Pôle Rhône-Alpes de Bioinformatique Site Doua

Barre

ACNUC physical structure

An ACNUC database is made of a series of index files ( ACCESS, AUTHOR, BIBLIO, EXTRACT, KEYWORDS , LOCUS, LONGL, SHORTL, SHORTL2 (optional), SHORTL_KEY (optional), SMJYT, SPECIES, SUBSEQ, TEXT, MERES (optional), TAXIDS (optional), TAXTREE (optional) ) that allow efficient access to sequences and annotations through a variety of selection criteria. Sequences and annotations are stored in flat files (e.g., fun.dat, gbbct1.seq) created by the database producers (e.g., EMBL, GenBank, SwissProt) that are accessed by ACNUC in a strictly readonly mode.

One-page summary of structure. Glossary.

Index files are made of a series of fixed-length records containing several fields that are 4-byte unsigned integer values except when indicated. Records are referred to by their number or rank, counting from 1. Binary integer values can be either all big-endian or all little-endian.

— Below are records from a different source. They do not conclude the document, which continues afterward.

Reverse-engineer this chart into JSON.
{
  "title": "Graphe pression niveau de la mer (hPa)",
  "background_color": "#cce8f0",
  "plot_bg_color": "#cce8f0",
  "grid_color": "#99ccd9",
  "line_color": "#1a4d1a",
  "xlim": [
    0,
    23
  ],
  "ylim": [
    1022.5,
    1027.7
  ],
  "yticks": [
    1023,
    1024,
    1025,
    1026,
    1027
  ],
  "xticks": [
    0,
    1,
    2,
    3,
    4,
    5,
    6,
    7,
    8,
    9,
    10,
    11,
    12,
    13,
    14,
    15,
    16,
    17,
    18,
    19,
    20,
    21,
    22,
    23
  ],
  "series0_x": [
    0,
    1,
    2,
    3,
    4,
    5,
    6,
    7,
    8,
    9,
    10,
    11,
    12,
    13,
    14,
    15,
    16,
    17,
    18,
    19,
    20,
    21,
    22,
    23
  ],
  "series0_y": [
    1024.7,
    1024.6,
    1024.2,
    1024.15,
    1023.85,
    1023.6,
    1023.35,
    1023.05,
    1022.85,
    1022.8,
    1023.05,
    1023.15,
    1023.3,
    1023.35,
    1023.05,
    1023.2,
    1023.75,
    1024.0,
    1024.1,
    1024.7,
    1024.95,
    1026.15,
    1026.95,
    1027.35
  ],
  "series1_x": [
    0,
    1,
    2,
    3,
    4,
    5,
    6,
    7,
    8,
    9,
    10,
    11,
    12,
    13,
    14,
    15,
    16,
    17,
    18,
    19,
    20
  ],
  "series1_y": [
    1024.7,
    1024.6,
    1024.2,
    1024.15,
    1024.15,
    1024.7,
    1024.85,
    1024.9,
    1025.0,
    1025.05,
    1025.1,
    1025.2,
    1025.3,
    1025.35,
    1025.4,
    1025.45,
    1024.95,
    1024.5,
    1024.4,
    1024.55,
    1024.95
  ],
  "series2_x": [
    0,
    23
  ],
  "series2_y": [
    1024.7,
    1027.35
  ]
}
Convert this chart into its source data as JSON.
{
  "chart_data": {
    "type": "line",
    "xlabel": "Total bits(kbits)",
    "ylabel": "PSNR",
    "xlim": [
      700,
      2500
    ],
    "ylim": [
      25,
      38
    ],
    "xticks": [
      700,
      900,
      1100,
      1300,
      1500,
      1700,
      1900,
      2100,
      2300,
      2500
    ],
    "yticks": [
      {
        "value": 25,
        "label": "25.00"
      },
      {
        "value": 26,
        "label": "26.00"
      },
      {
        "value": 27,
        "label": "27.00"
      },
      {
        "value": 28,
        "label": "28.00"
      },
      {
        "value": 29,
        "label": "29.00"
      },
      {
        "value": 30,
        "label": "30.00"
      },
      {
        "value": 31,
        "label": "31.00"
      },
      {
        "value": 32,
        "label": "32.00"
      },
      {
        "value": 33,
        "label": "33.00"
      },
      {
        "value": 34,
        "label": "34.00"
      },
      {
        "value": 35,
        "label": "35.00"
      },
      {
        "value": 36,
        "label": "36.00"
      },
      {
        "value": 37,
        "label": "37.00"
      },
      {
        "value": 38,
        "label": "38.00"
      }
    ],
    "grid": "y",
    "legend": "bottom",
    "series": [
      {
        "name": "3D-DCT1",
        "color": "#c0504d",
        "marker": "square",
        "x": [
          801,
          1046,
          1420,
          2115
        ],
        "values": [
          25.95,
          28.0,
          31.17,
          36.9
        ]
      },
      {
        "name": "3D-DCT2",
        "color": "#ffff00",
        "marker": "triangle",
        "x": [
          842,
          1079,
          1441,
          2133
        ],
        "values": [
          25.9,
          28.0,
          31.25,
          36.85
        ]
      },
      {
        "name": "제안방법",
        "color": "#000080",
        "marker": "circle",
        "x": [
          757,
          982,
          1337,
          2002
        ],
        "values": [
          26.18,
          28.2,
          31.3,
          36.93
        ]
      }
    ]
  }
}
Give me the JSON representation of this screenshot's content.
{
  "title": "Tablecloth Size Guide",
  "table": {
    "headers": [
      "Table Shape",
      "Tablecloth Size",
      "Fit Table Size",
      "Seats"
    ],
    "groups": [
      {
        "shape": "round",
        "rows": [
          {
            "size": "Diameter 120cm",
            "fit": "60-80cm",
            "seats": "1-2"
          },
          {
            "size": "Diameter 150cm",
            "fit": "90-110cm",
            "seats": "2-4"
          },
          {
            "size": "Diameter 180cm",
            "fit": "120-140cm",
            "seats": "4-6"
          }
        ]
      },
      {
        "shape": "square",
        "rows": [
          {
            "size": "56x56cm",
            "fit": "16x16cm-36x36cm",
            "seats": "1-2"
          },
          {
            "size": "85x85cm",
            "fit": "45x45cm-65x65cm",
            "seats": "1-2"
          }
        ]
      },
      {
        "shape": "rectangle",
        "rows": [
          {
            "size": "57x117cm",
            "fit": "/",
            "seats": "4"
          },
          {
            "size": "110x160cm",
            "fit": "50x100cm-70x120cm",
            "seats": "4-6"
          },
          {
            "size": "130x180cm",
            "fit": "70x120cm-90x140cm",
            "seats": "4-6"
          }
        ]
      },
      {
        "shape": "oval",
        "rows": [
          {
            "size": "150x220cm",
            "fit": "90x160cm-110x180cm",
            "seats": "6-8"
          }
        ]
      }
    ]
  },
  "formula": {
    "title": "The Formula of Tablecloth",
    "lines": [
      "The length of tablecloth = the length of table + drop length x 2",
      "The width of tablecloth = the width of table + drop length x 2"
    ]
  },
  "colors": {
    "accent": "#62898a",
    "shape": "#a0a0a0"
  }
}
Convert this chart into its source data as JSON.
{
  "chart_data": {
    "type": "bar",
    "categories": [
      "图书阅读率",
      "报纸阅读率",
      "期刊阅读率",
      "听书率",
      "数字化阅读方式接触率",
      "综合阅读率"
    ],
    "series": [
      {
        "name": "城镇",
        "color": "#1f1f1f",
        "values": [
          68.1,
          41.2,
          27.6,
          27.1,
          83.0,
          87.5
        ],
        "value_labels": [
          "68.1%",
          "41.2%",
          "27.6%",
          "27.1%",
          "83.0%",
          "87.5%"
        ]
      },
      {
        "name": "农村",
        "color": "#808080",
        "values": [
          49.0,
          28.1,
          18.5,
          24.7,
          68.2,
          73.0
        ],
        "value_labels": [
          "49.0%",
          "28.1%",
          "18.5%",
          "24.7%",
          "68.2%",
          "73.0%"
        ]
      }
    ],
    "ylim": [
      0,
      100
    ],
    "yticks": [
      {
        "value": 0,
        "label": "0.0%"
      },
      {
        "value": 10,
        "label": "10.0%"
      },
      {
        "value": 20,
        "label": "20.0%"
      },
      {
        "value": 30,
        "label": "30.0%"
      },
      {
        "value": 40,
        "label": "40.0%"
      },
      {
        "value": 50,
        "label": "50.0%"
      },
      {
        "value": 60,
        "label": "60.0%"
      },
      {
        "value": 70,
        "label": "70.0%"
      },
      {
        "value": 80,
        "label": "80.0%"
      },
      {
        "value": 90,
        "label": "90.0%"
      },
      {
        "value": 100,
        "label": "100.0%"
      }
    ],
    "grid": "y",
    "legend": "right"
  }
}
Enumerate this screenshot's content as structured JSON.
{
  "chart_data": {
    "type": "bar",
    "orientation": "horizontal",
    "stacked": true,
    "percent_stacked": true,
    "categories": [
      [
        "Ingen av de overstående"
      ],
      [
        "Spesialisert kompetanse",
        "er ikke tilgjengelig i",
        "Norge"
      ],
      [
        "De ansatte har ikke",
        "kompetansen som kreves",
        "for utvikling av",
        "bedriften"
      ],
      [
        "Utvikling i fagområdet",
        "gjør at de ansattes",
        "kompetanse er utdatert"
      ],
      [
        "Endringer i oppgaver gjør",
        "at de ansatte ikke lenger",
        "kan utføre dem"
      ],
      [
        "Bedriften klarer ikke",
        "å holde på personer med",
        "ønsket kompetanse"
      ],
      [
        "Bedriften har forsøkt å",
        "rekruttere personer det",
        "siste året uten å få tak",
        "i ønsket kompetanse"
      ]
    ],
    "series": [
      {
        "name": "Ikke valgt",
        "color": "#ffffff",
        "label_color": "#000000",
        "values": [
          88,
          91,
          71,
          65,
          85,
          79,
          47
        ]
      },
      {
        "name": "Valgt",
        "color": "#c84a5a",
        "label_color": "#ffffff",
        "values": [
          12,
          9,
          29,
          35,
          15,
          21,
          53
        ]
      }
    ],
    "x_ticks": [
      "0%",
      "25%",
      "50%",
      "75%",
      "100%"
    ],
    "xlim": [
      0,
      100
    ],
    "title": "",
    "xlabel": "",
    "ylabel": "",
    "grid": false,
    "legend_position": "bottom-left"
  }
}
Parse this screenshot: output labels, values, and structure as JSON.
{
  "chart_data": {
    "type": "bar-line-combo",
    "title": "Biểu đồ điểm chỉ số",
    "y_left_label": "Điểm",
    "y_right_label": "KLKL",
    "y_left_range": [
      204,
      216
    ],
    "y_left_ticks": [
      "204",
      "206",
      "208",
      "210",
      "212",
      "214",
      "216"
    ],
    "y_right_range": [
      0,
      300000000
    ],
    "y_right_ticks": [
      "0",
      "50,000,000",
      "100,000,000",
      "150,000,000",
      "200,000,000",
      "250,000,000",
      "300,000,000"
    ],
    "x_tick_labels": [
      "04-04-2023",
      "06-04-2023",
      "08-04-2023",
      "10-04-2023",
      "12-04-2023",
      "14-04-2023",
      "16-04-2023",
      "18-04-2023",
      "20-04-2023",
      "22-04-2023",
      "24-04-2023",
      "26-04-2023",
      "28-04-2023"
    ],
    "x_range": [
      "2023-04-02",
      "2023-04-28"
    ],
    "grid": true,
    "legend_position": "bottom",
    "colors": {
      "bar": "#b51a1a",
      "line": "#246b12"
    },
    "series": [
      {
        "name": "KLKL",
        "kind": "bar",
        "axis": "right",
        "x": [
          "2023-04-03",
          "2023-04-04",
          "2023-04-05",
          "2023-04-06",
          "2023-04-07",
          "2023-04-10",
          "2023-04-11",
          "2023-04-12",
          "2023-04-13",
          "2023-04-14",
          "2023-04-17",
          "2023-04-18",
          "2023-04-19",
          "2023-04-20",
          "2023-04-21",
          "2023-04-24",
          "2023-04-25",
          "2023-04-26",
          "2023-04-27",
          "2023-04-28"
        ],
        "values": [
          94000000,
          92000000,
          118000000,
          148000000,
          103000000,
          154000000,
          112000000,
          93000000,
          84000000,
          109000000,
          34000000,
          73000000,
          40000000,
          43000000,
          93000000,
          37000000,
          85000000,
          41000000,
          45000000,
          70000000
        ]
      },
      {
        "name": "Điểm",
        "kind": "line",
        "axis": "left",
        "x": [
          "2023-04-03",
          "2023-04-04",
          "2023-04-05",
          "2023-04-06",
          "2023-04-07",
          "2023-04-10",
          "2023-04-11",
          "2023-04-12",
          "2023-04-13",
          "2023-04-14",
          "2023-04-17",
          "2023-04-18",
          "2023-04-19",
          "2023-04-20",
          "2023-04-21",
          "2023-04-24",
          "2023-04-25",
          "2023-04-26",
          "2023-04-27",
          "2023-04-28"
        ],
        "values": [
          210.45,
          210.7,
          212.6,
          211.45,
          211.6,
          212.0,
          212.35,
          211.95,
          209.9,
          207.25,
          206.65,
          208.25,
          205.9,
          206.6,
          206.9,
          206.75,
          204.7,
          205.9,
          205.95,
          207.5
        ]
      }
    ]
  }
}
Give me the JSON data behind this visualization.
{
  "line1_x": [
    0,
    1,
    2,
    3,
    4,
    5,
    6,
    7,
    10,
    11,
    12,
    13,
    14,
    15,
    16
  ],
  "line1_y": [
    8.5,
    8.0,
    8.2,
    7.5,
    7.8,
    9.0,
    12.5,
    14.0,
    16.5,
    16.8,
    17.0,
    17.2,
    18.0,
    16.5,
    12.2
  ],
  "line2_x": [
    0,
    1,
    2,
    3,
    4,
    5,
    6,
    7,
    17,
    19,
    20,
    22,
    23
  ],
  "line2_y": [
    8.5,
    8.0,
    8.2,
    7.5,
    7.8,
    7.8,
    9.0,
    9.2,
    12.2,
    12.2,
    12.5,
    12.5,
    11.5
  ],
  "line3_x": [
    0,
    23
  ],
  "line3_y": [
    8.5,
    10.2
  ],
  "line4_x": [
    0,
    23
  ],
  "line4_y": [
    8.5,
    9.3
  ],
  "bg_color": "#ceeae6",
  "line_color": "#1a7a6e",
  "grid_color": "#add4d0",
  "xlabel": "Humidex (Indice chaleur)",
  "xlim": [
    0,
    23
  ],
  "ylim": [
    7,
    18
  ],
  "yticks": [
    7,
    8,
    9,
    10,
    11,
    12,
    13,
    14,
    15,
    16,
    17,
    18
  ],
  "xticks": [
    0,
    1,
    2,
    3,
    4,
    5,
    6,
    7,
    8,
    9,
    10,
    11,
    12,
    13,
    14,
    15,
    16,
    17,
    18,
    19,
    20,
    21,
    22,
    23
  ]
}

The first record of all index files (except MERES, TAXIDS and TAXTREE) follows this structure :
total |sorting state| end_sorted|


Parameters:
L_MNEMO = length of sequence names (variable in new format, fixed to 16 in old one)
WIDTH_SP = length of species names (variable in new format, fixed to 40 in old one)
WIDTH_KW = length of keywords (variable in new format, fixed to 40 in old one)
WIDTH_AUT = length of author names (variable in new format, fixed to 20 in old one)
WIDTH_BIB = length of BIBLIO names (variable in new format, fixed to 40 in old one)
WIDTH_SMJ = length of code in file SMJYT (variable in new format, fixed to 20 in old one)
SUBINLNG = number of SUBSEQ pointers in LONGL records (variable in new format, fixed to 63 in old one)
VALINSHRT2 = number of values in SHORTL2 records (0 means file SHORTL2 is not used; 1 and 2 are not permitted)
VALINSHRT_KEY = number of values in SHORTL_KEY records (0 means file SHORTL_KEY is not used; 1 and 2 are not permitted; VALINSHRT2 must be non zero for VALINSHRT_KEY to be non zero)
ACC_LENGTH = value ≥8 read at run-time when the database is opened
lrtxt = length of records of TEXT file (variable in new format, fixed to 60 in old one)
hsub, hkwsp : control hashings of seq names, species and keywords.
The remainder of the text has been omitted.